Les délégués de l'opposition au sein de la Cénap ont prévenu qu'ils n'accepteraient pas ces procès-verbaux: "On va se battre. On veut recompter bureau par bureau" dans le Haut-Ogooué, a expliqué l'un d'eux.

Bureau par bureau?

Ce score permettrait au président-candidat de remporter la victoire avec 49,80% sur l'ensemble des neuf provinces, contre 48,23% pour son rival Jean Ping, avec un taux de participation nationale de 59,46%, toujours selon ces documents provisoires.

Ce qui représente au niveau national une différence de 5.594 voix en faveur de M. Bongo devant M. Ping sur 627.805 électeurs inscrits au total.

Le président de la Cénap, René Aboghe Ella, a précisé que la loi n'autorise pas une proclamation bureau par bureau pour la présidentielle, comme l'avait également demandé la chef des la mission des observateurs européens Maryia Gabriel lundi, afin d'"assurer la confiance dans l'intégrité des résultats finaux et garantir qu'il reflète la volonté populaire".

Mardi, M. Ping, 73 ans, a répété qu'il se considérait vainqueur de cette élection. L'entourage du président Bongo évoquait également depuis samedi une "avance" qui lui garantirait la victoire.

Malgré l'appel du secrétaire des Nations unies, les invectives n'ont pas cessé.

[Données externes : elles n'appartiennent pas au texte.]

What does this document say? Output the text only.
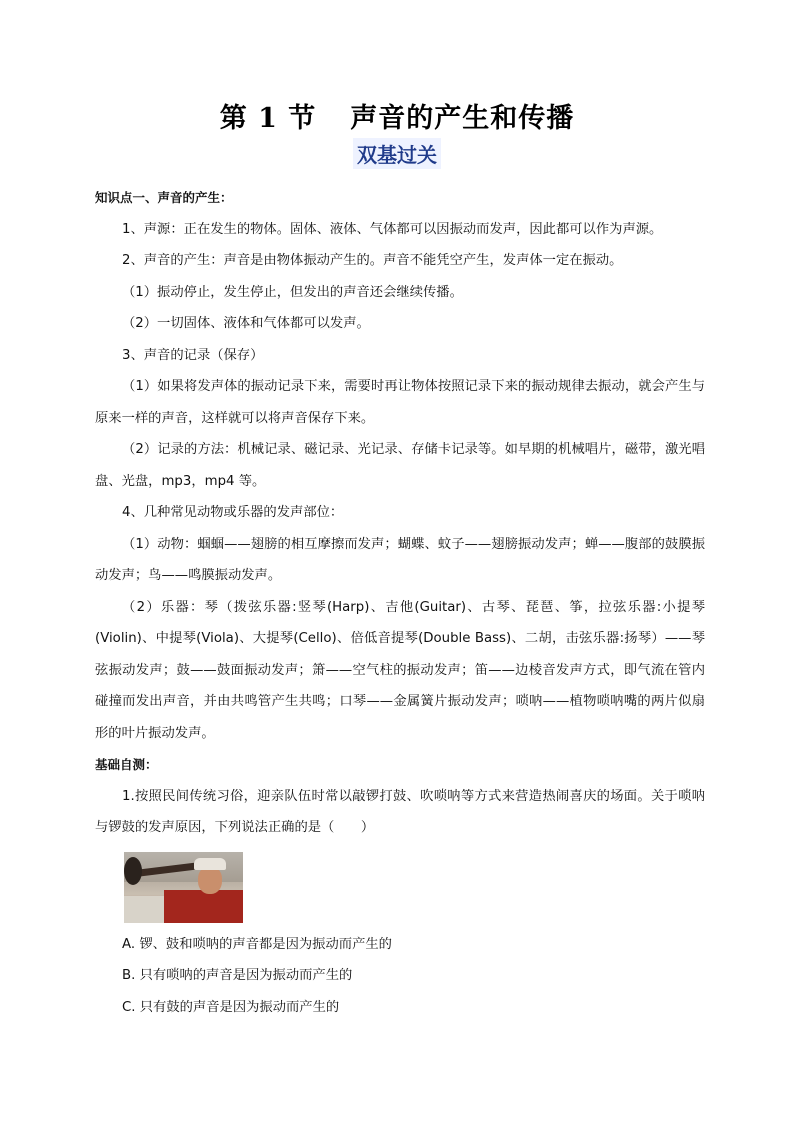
第 1 节 声音的产生和传播
双基过关

知识点一、声音的产生：

1、声源：正在发生的物体。固体、液体、气体都可以因振动而发声，因此都可以作为声源。

2、声音的产生：声音是由物体振动产生的。声音不能凭空产生，发声体一定在振动。

（1）振动停止，发生停止，但发出的声音还会继续传播。

（2）一切固体、液体和气体都可以发声。

3、声音的记录（保存）

（1）如果将发声体的振动记录下来，需要时再让物体按照记录下来的振动规律去振动，就会产生与原来一样的声音，这样就可以将声音保存下来。

（2）记录的方法：机械记录、磁记录、光记录、存储卡记录等。如早期的机械唱片，磁带，激光唱盘、光盘，mp3，mp4 等。

4、几种常见动物或乐器的发声部位：

（1）动物：蝈蝈——翅膀的相互摩擦而发声；蝴蝶、蚊子——翅膀振动发声；蝉——腹部的鼓膜振动发声；鸟——鸣膜振动发声。

（2）乐器：琴（拨弦乐器:竖琴(Harp)、吉他(Guitar)、古琴、琵琶、筝，拉弦乐器:小提琴(Violin)、中提琴(Viola)、大提琴(Cello)、倍低音提琴(Double Bass)、二胡，击弦乐器:扬琴）——琴弦振动发声；鼓——鼓面振动发声；箫——空气柱的振动发声；笛——边棱音发声方式，即气流在管内碰撞而发出声音，并由共鸣管产生共鸣；口琴——金属簧片振动发声；唢呐——植物唢呐嘴的两片似扇形的叶片振动发声。

基础自测：

1.按照民间传统习俗，迎亲队伍时常以敲锣打鼓、吹唢呐等方式来营造热闹喜庆的场面。关于唢呐与锣鼓的发声原因，下列说法正确的是（　　）

A. 锣、鼓和唢呐的声音都是因为振动而产生的

B. 只有唢呐的声音是因为振动而产生的

C. 只有鼓的声音是因为振动而产生的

Le porte-parole du gouvernement, Alain-Claude Bilie-By-Nze, a dénoncé mardi"des ingérences multiples" au bénéfice de M. Ping, visant la France et un présumé proche du président ivoirien Alassane Ouattara, qui a été congédié par le pouvoir à Abidjan.

Ex-baron du régime du président Omar Bongo, opposant tardif après l'élection de son fils Ali en 2009, Jean Ping, 73 ans, prétend renverser la famille au pouvoir depuis 1967.

Ali Bongo, 57 ans, a défendu son bilan avec des "investissements sans précédent" et la diversification de l'économie, en promettant "l'égalité des chances" et de faire mieux pour le logement.